How­ever, for many of the most at-risk plants, con­ven­tional stor­age tech­niques will not work, and a team of Kew sci­en­tists has called for re­search into al­ter­na­tive mea­sures to en­sure their sur­vival.

In to­tal around 8 per cent of all plant species can­not be banked by drying and freez­ing their seeds, in­clud­ing trees like oaks and horse chest­nuts, and foods in­clud­ing man­gos and av­o­ca­dos.

These seeds are re­cal­ci­trant, mean­ing they do not sur­vive the drying process. In a new pa­per pub­lished in the jour­nal Na­ture Plants, the re­searchers es­ti­mated that 36 per cent of the plants at the great­est risk of ex­tinc­tion are re­cal­ci­trant.

They also noted that tree seeds were par­tic­u­larly likely to die fol­low­ing at­tempts to dry and freeze them, with around a third deemed “un­bank­able”.

Us­ing this anal­y­sis Dr Dickie and for­mer col­league Dr Sarah Wyse were able to pre­dict that the tar­get of pre­serv­ing 75 per cent of threat­ened species by 2020 is prac­ti­cally im­pos­si­ble.

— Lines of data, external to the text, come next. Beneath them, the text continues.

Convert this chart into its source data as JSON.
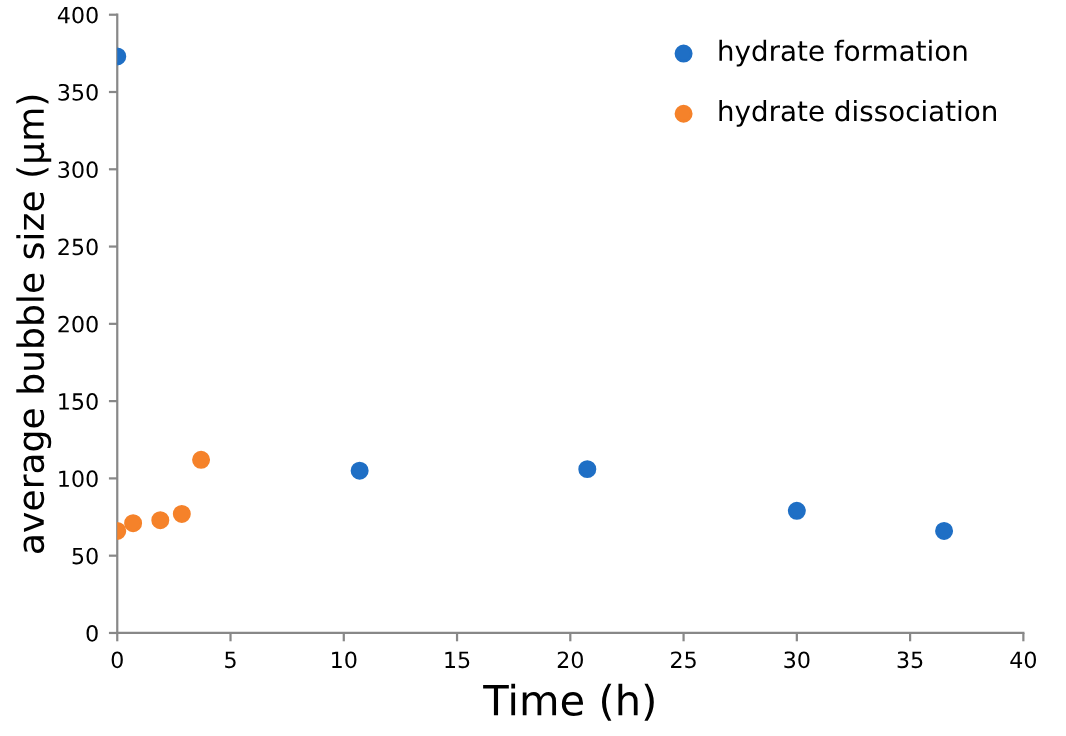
{
  "chart_data": {
    "type": "scatter",
    "xlabel": "Time (h)",
    "ylabel": "average bubble size (µm)",
    "xlim": [
      0,
      40
    ],
    "xticks": [
      0,
      5,
      10,
      15,
      20,
      25,
      30,
      35,
      40
    ],
    "ylim": [
      0,
      400
    ],
    "yticks": [
      0,
      50,
      100,
      150,
      200,
      250,
      300,
      350,
      400
    ],
    "grid": false,
    "legend": "top right",
    "marker": "circle",
    "series": [
      {
        "name": "hydrate formation",
        "color": "#1f6fc5",
        "x": [
          0,
          10.7,
          20.75,
          30,
          36.5
        ],
        "values": [
          373,
          105,
          106,
          79,
          66
        ]
      },
      {
        "name": "hydrate dissociation",
        "color": "#f5822a",
        "x": [
          0,
          0.7,
          1.9,
          2.85,
          3.7
        ],
        "values": [
          66,
          71,
          73,
          77,
          112
        ]
      }
    ]
  }
}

With num­bers of un­suit­able seeds par­tic­u­larly high among en­dan­gered species, the sci­en­tists rec­om­mended in­vest­ing in an al­ter­na­tive tech­nique known as cry­op­reser­va­tion.

The method in­volves re­mov­ing a seed’s em­bryo and then us­ing liq­uid ni­tro­gen to freeze it at -196C, far colder than he con­ven­tional seed bank tem­per­a­ture of -20C.